As a breast cancer survivor, author Gill Deacon takes the issue of toxins in bodycare products to heart. Her book is a friendly, informative and meticulously researched guide to more considered options for personal care, showing how to navigate misleading labels and greenwash, and ultimately arrive at safer choices, for a healthier family and a healthier world. You can get copy of her free wallet-size toxins guide here.

And now for some of my favourite natural cosmetic products so far…drum roll please…

Routine Natural Deodorant: I have tried LOTS of natural deodorants over the years and most have not worked for me. Routine is the only one that never fails. It smells great and it works all day. Routine Deodorant is free from aluminum zirconium, aluminum chlorohydrate, parabens, triclosan and propylene glycol. My favourite one is “Like a Boss.”

Make-up: I am still exploring the world of natural make-up. So far, I can give two thumbs up to the following products and companies.

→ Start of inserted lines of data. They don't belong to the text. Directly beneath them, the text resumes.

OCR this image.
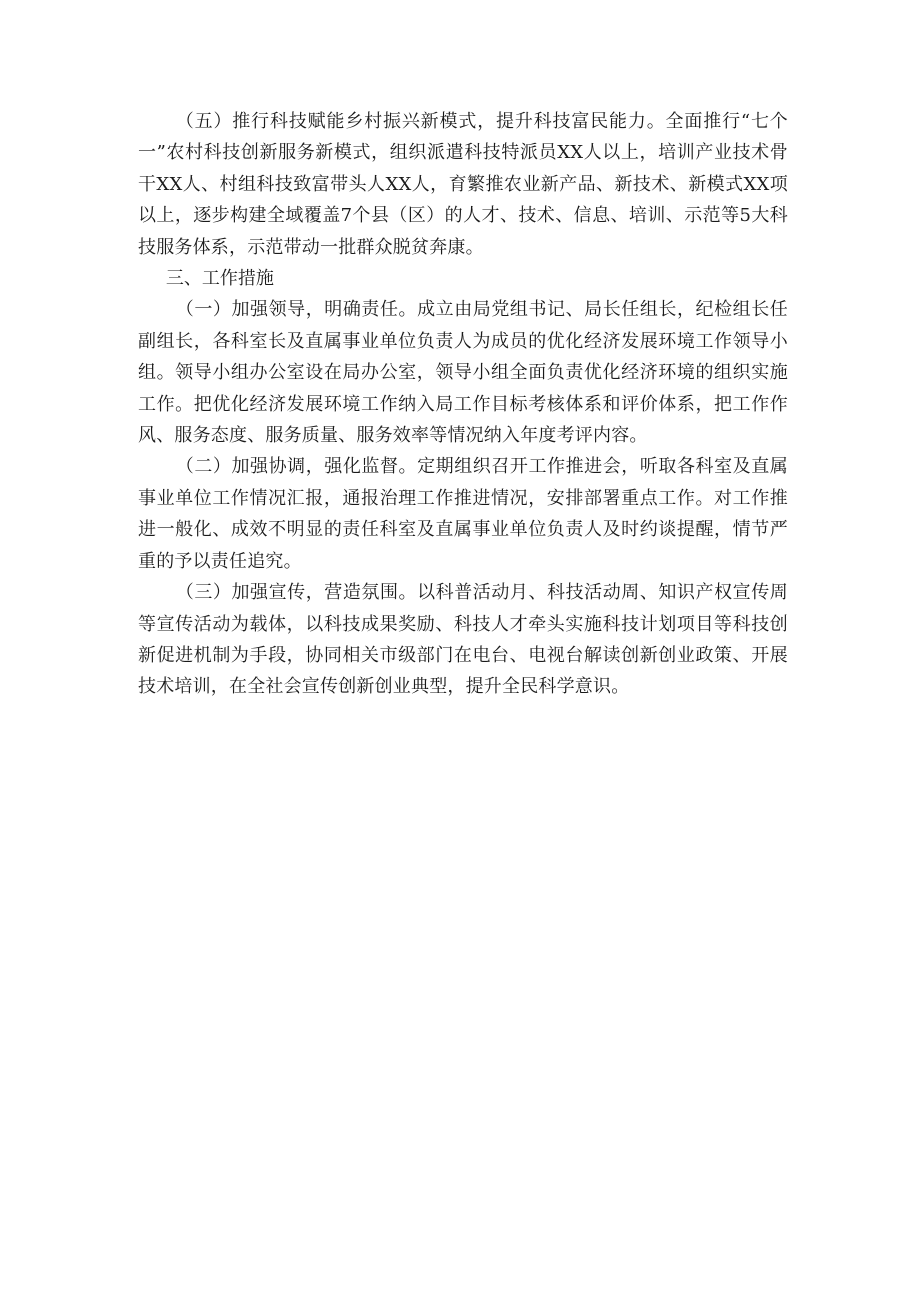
（五）推行科技赋能乡村振兴新模式，提升科技富民能力。全面推行“七个一”农村科技创新服务新模式，组织派遣科技特派员XX人以上，培训产业技术骨干XX人、村组科技致富带头人XX人，育繁推农业新产品、新技术、新模式XX项以上，逐步构建全域覆盖7个县（区）的人才、技术、信息、培训、示范等5大科技服务体系，示范带动一批群众脱贫奔康。

三、工作措施

（一）加强领导，明确责任。成立由局党组书记、局长任组长，纪检组长任副组长，各科室长及直属事业单位负责人为成员的优化经济发展环境工作领导小组。领导小组办公室设在局办公室，领导小组全面负责优化经济环境的组织实施工作。把优化经济发展环境工作纳入局工作目标考核体系和评价体系，把工作作风、服务态度、服务质量、服务效率等情况纳入年度考评内容。

（二）加强协调，强化监督。定期组织召开工作推进会，听取各科室及直属事业单位工作情况汇报，通报治理工作推进情况，安排部署重点工作。对工作推进一般化、成效不明显的责任科室及直属事业单位负责人及时约谈提醒，情节严重的予以责任追究。

（三）加强宣传，营造氛围。以科普活动月、科技活动周、知识产权宣传周等宣传活动为载体，以科技成果奖励、科技人才牵头实施科技计划项目等科技创新促进机制为手段，协同相关市级部门在电台、电视台解读创新创业政策、开展技术培训，在全社会宣传创新创业典型，提升全民科学意识。
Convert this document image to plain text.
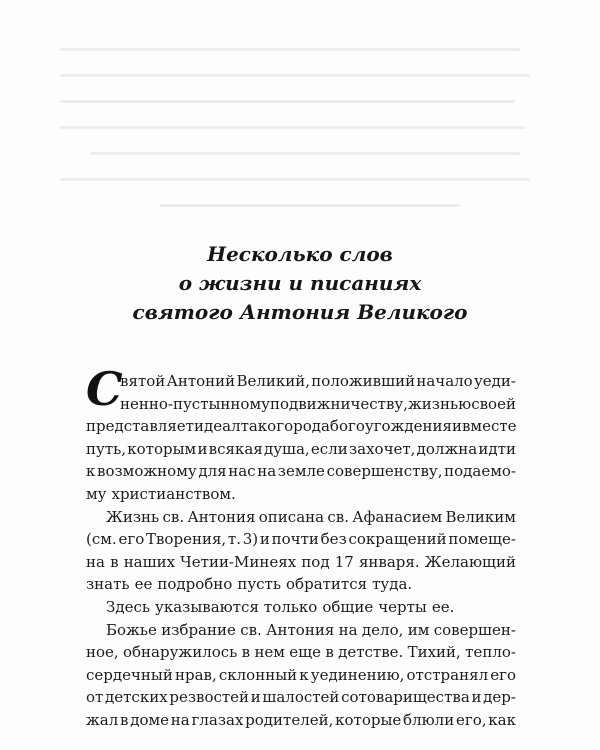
Несколько слов
о жизни и писаниях
святого Антония Великого
С
вятой Антоний Великий, положивший начало уеди-
ненно-пустынному подвижничеству, жизнью своей
представляет идеал такого рода богоугождения и вместе
путь, которым и всякая душа, если захочет, должна идти
к возможному для нас на земле совершенству, подаемо-
му христианством.
Жизнь св. Антония описана св. Афанасием Великим
(см. его Творения, т. 3) и почти без сокращений помеще-
на в наших Четии-Минеях под 17 января. Желающий
знать ее подробно пусть обратится туда.
Здесь указываются только общие черты ее.
Божье избрание св. Антония на дело, им совершен-
ное, обнаружилось в нем еще в детстве. Тихий, тепло-
сердечный нрав, склонный к уединению, отстранял его
от детских резвостей и шалостей сотоварищества и дер-
жал в доме на глазах родителей, которые блюли его, как
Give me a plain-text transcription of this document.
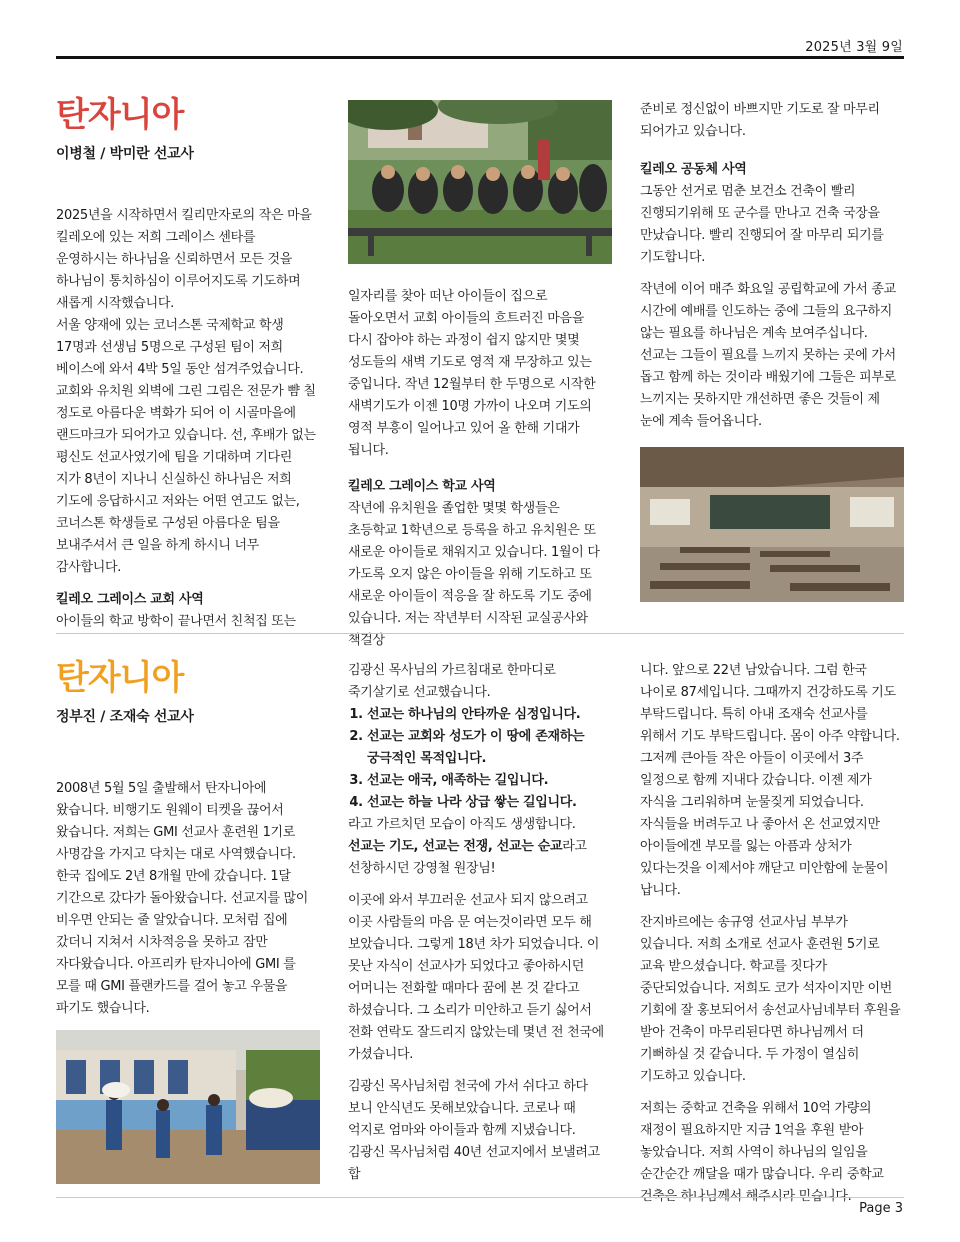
2025년 3월 9일
탄자니아
이병철 / 박미란 선교사

2025년을 시작하면서 킬리만자로의 작은 마을 킬레오에 있는 저희 그레이스 센타를 운영하시는 하나님을 신뢰하면서 모든 것을 하나님이 통치하심이 이루어지도록 기도하며 새롭게 시작했습니다.

서울 양재에 있는 코너스톤 국제학교 학생 17명과 선생님 5명으로 구성된 팀이 저희 베이스에 와서 4박 5일 동안 섬겨주었습니다. 교회와 유치원 외벽에 그린 그림은 전문가 뺨 칠 정도로 아름다운 벽화가 되어 이 시골마을에 랜드마크가 되어가고 있습니다. 선, 후배가 없는 평신도 선교사였기에 팀을 기대하며 기다린 지가 8년이 지나니 신실하신 하나님은 저희 기도에 응답하시고 저와는 어떤 연고도 없는, 코너스톤 학생들로 구성된 아름다운 팀을 보내주셔서 큰 일을 하게 하시니 너무 감사합니다.

킬레오 그레이스 교회 사역

아이들의 학교 방학이 끝나면서 친척집 또는

일자리를 찾아 떠난 아이들이 집으로 돌아오면서 교회 아이들의 흐트러진 마음을 다시 잡아야 하는 과정이 쉽지 않지만 몇몇 성도들의 새벽 기도로 영적 재 무장하고 있는 중입니다. 작년 12월부터 한 두명으로 시작한 새벽기도가 이젠 10명 가까이 나오며 기도의 영적 부흥이 일어나고 있어 올 한해 기대가 됩니다.

킬레오 그레이스 학교 사역

작년에 유치원을 졸업한 몇몇 학생들은 초등학교 1학년으로 등록을 하고 유치원은 또 새로운 아이들로 채워지고 있습니다. 1월이 다 가도록 오지 않은 아이들을 위해 기도하고 또 새로운 아이들이 적응을 잘 하도록 기도 중에 있습니다. 저는 작년부터 시작된 교실공사와 책걸상

준비로 정신없이 바쁘지만 기도로 잘 마무리 되어가고 있습니다.

킬레오 공동체 사역

그동안 선거로 멈춘 보건소 건축이 빨리 진행되기위해 또 군수를 만나고 건축 국장을 만났습니다. 빨리 진행되어 잘 마무리 되기를 기도합니다.

작년에 이어 매주 화요일 공립학교에 가서 종교 시간에 예배를 인도하는 중에 그들의 요구하지 않는 필요를 하나님은 계속 보여주십니다. 선교는 그들이 필요를 느끼지 못하는 곳에 가서 돕고 함께 하는 것이라 배웠기에 그들은 피부로 느끼지는 못하지만 개선하면 좋은 것들이 제 눈에 계속 들어옵니다.

탄자니아
정부진 / 조재숙 선교사

2008년 5월 5일 출발해서 탄자니아에 왔습니다. 비행기도 원웨이 티켓을 끊어서 왔습니다. 저희는 GMI 선교사 훈련원 1기로 사명감을 가지고 닥치는 대로 사역했습니다. 한국 집에도 2년 8개월 만에 갔습니다. 1달 기간으로 갔다가 돌아왔습니다. 선교지를 많이 비우면 안되는 줄 알았습니다. 모처럼 집에 갔더니 지쳐서 시차적응을 못하고 잠만 자다왔습니다. 아프리카 탄자니아에 GMI 를 모를 때 GMI 플랜카드를 걸어 놓고 우물을 파기도 했습니다.

김광신 목사님의 가르침대로 한마디로 죽기살기로 선교했습니다.

1. 선교는 하나님의 안타까운 심정입니다.
2. 선교는 교회와 성도가 이 땅에 존재하는 궁극적인 목적입니다.
3. 선교는 애국, 애족하는 길입니다.
4. 선교는 하늘 나라 상급 쌓는 길입니다.

라고 가르치던 모습이 아직도 생생합니다.

선교는 기도, 선교는 전쟁, 선교는 순교라고 선창하시던 강영철 원장님!

이곳에 와서 부끄러운 선교사 되지 않으려고 이곳 사람들의 마음 문 여는것이라면 모두 해 보았습니다. 그렇게 18년 차가 되었습니다. 이 못난 자식이 선교사가 되었다고 좋아하시던 어머니는 전화할 때마다 꿈에 본 것 같다고 하셨습니다. 그 소리가 미안하고 듣기 싫어서 전화 연락도 잘드리지 않았는데 몇년 전 천국에 가셨습니다.

김광신 목사님처럼 천국에 가서 쉬다고 하다 보니 안식년도 못해보았습니다. 코로나 때 억지로 엄마와 아이들과 함께 지냈습니다. 김광신 목사님처럼 40년 선교지에서 보낼려고 합

니다. 앞으로 22년 남았습니다. 그럼 한국 나이로 87세입니다. 그때까지 건강하도록 기도 부탁드립니다. 특히 아내 조재숙 선교사를 위해서 기도 부탁드립니다. 몸이 아주 약합니다. 그저께 큰아들 작은 아들이 이곳에서 3주 일정으로 함께 지내다 갔습니다. 이젠 제가 자식을 그리워하며 눈물짖게 되었습니다. 자식들을 버려두고 나 좋아서 온 선교였지만 아이들에겐 부모를 잃는 아픔과 상처가 있다는것을 이제서야 깨닫고 미안함에 눈물이 납니다.

잔지바르에는 송규영 선교사님 부부가 있습니다. 저희 소개로 선교사 훈련원 5기로 교육 받으셨습니다. 학교를 짓다가 중단되었습니다. 저희도 코가 석자이지만 이번 기회에 잘 홍보되어서 송선교사님네부터 후원을 받아 건축이 마무리된다면 하나님께서 더 기뻐하실 것 같습니다. 두 가정이 열심히 기도하고 있습니다.

저희는 중학교 건축을 위해서 10억 가량의 재정이 필요하지만 지금 1억을 후원 받아 놓았습니다. 저희 사역이 하나님의 일임을 순간순간 깨달을 때가 많습니다. 우리 중학교 건축은 하나님께서 해주시라 믿습니다.

Page 3
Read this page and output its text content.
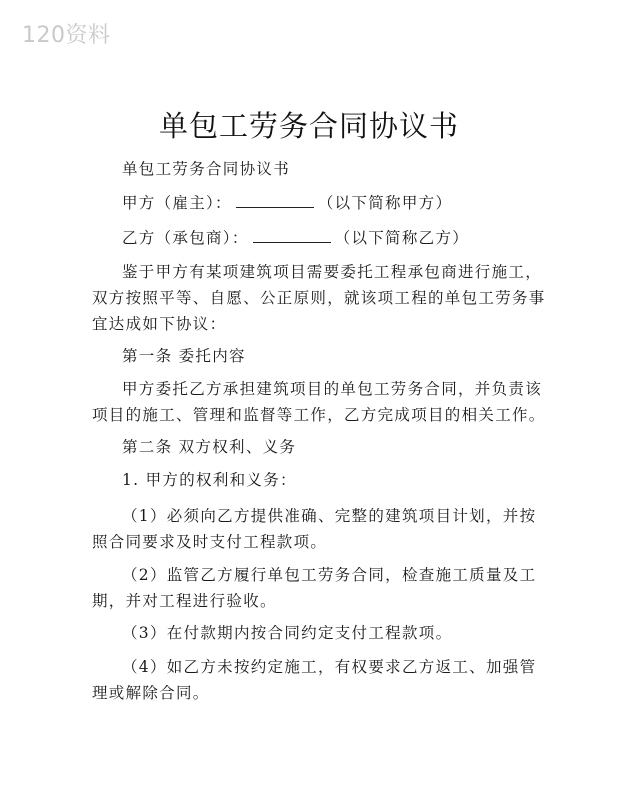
120资料
单包工劳务合同协议书
单包工劳务合同协议书
甲方（雇主）：	（以下简称甲方）
乙方（承包商）：	（以下简称乙方）
鉴于甲方有某项建筑项目需要委托工程承包商进行施工，
双方按照平等、自愿、公正原则，就该项工程的单包工劳务事
宜达成如下协议：
第一条 委托内容
甲方委托乙方承担建筑项目的单包工劳务合同，并负责该
项目的施工、管理和监督等工作，乙方完成项目的相关工作。
第二条 双方权利、义务
1. 甲方的权利和义务：
（1）必须向乙方提供准确、完整的建筑项目计划，并按
照合同要求及时支付工程款项。
（2）监管乙方履行单包工劳务合同，检查施工质量及工
期，并对工程进行验收。
（3）在付款期内按合同约定支付工程款项。
（4）如乙方未按约定施工，有权要求乙方返工、加强管
理或解除合同。
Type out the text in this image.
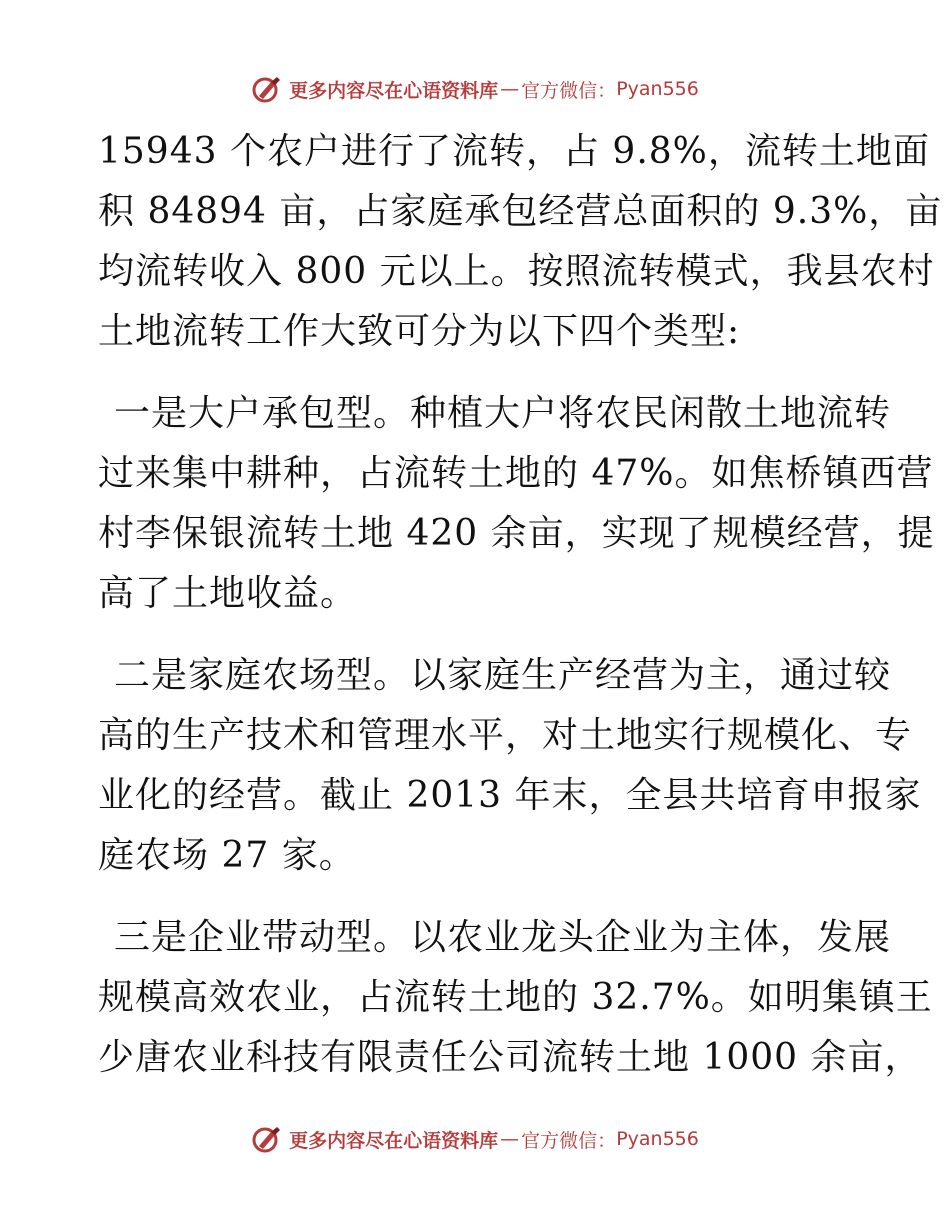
更多内容尽在心语资料库 — 官方微信： Pyan556
15943 个农户进行了流转，占 9.8%，流转土地面
积 84894 亩，占家庭承包经营总面积的 9.3%，亩
均流转收入 800 元以上。按照流转模式，我县农村
土地流转工作大致可分为以下四个类型:
一是大户承包型。种植大户将农民闲散土地流转
过来集中耕种，占流转土地的 47%。如焦桥镇西营
村李保银流转土地 420 余亩，实现了规模经营，提
高了土地收益。
二是家庭农场型。以家庭生产经营为主，通过较
高的生产技术和管理水平，对土地实行规模化、专
业化的经营。截止 2013 年末，全县共培育申报家
庭农场 27 家。
三是企业带动型。以农业龙头企业为主体，发展
规模高效农业，占流转土地的 32.7%。如明集镇王
少唐农业科技有限责任公司流转土地 1000 余亩，
更多内容尽在心语资料库 — 官方微信： Pyan556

  1. Tartiest lash paint mascara: Most natural mascaras tends to run down my face half way through the day. This product not only gives me great volume but it also lasts really well. Tarte is a leader in healthy, eco-chic beauty, offering cruelty-free cosmetics infused with ingredients like superfruit and plant extracts, vitamins, minerals, essential oils and other naturally-derived ingredients.
  2. 100% Pure Fruit Pigmented Foundation PowderThe powder is lightweight, while providing great coverage. I like the peach bisque colour for my skin tone. This product is natural and 100% cruelty-free, free of artificial colors, artificial fragrances, synthetic chemical preservatives and all other toxins.
  3. Sappho Cosmetics: Founded by Emmy nominated makeup artist JoAnn Fowler, and developed with experts in the field of green chemistry, Sappho New Paradigm offers formulations created with the finest of certified organic ingredients and infused with phyto nutrients. I have been using their Lisa liquid foundation, as well as their Luv the Cheeks blush and Bronze Goddess bronzer.

Facial Products: 

  1. VIVA Organics: I recently discovered the VIVA product line; and I have been really happy with the quality and value for money.  I am currently using their Antioxidant Serum, the Facial Toner and the Bio-Brightening C Serum. They are all great.
  2. Caudalie: For treating sun spot damage, I like to use the Caudalie Radiance Serum; and for the occasional acne break-outs (once a month or so) I apply an Instant Detox Mask.
  3. REN Clean Skincare: For overall radiance, I like to use the REN Glycol Lactic Radiance Renewal Mask, once a week.

I could type on and on but I will stop here. My enthusiasm for natural products for the home and body is growing by the day. If there is interest, I am happy to write more about soap, shampoo, sunscreen and home cleaning recommendations in a future post.

Tell me – are you paying attention to the products you use on your body? And if so, please share your favourites with me!